Se stiamo agli ultimi episodi intimidatori verificatisi a Cosenza si può affermare che, nonostante l’azione repressiva, e la mastodontica operazione di controllo del territorio messa in atto dalla questura di Cosenza, la malavita continua a fare il “suo lavoro”. E lo fa mettendo in atto un classico dell’intimidazione: bruciare macchine.

Negli ultimi mesi le azioni intimidatorie sono state diverse. Le più eclatanti sono state messe a segno a danno dell’assessore Francesco De Cicco e dell’ex segretario di Occhiuto, Giuseppe Cirò la cui auto è stata vandalizzata. Ed è notizia di qualche giorno fa dell’incendio doloso di altre due auto, una Smart Mercedes e una Fiat 500, nel quartiere di San Vito. Non solo. Alcuni parenti di un pentito hanno ricevuto, giorni fa, una busta contenente dei proiettili, chiaro messaggio mafioso.

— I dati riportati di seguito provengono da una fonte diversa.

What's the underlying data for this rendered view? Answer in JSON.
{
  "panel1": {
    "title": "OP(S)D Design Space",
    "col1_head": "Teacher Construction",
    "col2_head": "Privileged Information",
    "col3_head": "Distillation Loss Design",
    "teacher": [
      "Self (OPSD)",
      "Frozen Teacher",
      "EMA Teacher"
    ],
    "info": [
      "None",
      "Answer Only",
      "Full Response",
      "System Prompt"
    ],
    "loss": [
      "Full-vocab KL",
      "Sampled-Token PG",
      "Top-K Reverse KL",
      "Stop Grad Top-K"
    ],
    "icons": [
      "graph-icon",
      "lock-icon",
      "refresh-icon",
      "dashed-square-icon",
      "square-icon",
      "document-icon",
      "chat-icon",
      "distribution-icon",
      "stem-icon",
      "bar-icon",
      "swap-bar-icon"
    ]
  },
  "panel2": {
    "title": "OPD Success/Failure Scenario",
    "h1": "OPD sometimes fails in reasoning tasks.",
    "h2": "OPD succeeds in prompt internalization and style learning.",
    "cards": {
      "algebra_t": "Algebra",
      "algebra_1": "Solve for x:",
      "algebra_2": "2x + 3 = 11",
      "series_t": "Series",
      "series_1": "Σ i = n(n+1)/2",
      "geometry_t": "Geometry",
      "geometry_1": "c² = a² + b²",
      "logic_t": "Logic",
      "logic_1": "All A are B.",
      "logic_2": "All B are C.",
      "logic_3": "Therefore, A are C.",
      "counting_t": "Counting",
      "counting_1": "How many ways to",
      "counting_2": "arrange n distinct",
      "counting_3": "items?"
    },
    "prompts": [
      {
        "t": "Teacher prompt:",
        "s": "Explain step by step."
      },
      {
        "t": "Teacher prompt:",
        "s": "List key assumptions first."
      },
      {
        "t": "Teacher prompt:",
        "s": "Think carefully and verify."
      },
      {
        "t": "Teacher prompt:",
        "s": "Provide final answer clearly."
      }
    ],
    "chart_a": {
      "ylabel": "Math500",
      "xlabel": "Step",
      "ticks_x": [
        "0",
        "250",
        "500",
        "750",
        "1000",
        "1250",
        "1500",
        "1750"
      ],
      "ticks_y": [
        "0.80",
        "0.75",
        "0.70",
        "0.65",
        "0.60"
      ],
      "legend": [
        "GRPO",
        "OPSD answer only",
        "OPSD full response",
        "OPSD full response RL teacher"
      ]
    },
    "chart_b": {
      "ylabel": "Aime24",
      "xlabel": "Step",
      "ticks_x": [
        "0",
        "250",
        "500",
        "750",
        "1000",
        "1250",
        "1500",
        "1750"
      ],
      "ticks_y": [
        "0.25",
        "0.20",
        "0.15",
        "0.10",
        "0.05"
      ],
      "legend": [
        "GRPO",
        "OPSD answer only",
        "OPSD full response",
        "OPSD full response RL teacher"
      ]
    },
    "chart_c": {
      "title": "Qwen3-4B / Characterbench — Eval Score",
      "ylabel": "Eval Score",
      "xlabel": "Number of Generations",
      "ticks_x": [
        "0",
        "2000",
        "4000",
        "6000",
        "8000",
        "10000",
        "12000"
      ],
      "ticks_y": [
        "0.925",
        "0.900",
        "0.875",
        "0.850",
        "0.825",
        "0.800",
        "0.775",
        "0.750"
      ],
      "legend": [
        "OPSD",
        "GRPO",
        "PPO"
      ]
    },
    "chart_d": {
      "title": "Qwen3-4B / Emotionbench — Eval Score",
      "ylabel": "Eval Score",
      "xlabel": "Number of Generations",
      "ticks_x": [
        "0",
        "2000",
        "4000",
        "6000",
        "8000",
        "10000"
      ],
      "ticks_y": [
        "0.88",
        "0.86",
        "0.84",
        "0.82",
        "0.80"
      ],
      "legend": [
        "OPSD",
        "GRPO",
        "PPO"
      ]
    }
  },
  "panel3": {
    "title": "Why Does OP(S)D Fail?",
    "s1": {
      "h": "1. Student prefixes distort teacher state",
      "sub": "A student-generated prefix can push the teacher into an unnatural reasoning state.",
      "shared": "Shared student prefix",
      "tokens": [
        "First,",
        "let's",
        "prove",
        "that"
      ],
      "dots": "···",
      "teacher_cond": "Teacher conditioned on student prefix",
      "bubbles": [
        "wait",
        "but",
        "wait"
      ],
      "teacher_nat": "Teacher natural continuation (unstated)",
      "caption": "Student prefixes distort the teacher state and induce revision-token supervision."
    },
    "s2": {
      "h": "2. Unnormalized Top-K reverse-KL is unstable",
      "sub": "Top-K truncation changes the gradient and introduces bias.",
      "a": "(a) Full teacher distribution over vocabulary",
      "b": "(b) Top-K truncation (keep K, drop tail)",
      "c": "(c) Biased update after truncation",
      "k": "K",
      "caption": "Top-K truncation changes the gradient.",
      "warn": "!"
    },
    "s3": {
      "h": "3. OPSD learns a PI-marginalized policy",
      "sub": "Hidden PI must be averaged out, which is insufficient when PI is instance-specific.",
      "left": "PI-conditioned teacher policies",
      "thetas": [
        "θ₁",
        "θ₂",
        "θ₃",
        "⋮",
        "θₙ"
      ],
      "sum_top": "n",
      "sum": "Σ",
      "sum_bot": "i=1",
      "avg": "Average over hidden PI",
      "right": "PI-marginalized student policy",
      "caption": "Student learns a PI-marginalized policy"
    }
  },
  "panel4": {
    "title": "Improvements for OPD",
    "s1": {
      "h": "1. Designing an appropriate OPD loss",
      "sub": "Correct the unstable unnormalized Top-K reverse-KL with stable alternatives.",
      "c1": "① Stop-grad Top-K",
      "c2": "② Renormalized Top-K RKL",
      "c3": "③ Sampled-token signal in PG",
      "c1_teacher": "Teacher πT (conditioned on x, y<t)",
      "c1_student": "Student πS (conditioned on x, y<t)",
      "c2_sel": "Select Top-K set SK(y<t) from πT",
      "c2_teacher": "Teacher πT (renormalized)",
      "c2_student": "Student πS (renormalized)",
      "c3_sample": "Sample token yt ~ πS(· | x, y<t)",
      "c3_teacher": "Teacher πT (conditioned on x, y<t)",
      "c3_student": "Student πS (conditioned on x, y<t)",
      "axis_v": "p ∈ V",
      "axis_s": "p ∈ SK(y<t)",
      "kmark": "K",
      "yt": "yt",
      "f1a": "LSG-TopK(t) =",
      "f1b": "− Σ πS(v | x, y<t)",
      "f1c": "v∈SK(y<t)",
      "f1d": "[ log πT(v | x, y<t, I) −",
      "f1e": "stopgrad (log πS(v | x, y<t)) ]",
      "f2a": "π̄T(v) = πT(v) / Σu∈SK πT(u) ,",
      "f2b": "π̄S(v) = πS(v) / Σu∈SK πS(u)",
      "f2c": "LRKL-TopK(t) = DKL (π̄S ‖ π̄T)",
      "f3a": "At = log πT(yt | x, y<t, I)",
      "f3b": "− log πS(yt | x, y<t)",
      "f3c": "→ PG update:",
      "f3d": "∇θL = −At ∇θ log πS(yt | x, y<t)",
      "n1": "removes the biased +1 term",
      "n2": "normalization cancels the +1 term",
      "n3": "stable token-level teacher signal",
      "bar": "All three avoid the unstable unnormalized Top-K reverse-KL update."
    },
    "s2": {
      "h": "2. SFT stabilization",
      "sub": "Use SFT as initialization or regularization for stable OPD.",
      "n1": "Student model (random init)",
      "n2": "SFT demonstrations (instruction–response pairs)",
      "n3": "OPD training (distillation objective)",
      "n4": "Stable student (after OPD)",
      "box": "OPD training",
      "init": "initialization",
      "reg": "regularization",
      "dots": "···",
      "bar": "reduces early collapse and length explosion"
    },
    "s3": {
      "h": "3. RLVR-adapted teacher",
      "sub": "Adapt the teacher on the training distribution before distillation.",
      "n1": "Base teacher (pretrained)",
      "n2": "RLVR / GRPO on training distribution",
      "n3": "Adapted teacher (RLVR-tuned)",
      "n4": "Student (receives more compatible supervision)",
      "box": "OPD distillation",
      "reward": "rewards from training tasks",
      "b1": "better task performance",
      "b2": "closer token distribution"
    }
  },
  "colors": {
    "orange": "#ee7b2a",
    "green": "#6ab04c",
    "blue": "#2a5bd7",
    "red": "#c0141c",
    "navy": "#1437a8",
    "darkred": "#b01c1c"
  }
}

Giova ricordare che la stagione della auto incendiate a Cosenza è sempre verde. Ancora non risolti i casi avvenuti un po’ di tempo fa in riferimento all’auto bruciata del sindaco di Rende avvocato Manna, quella dell’architetto Cundari, e quella dei due imprenditori di viale della Repubblica. A questi incendi vanno aggiunti i tanti ritrovamenti di bottiglie contenenti benzina, lasciate davanti diversi esercizi commerciali.

Insomma nonostante i tanti pentiti che lasciano immaginare un imminente intervento della DDA su Cosenza, i clan continuano le loro attività. Non si preoccupano di essere intercettati, sorvegliati, pedinati e men che meno delle ultime rivelazioni dei pentiti che hanno delineato agli investigatori il “nuovo organigramma” delle cosche in città. Che significa: gli investigatori conoscono i nomi di tutti gli affiliati (sia dei “vecchi” ma soprattutto dei nuovi) ai clan locali, aggiornati all’oggi. Del resto tutti hanno ascoltato le parole di Francesco Noblea, alias Pozzetto, che al suo esordio da pentito, all’interno del processo “Apocalisse”, ha descritto ruoli e funzioni degli appartenenti a quello che lui dice essere il suo clan di riferimento. Aggiungendo alla “lista degli affiliati” nuovi nomi di cui gli investigatori non erano a conoscenza. Se a questo aggiungiamo i tre mesi di osservazione della DDA di tutta l’attività che Luciano Impieri (l’ultimo dei pentiti) ha svolto ai domiciliari in accordo con gli investigatori e all’insaputa di tutti compreso il suo avvocato, il quadro, per chi indaga sulla malavita a Cosenza, diventa chiaro e completo.

Qui le cose sono due: o gli atti intimidatori sono da ritenersi gli ultimi strepiti di una malavita alle corde che prova a “salvare il salvabile”, in attesa della fine, oppure i clan vogliono dimostrare agli investigatori che: dentro un boss al 41 bis, subito se ne fa un altro. E la Lotta Continua.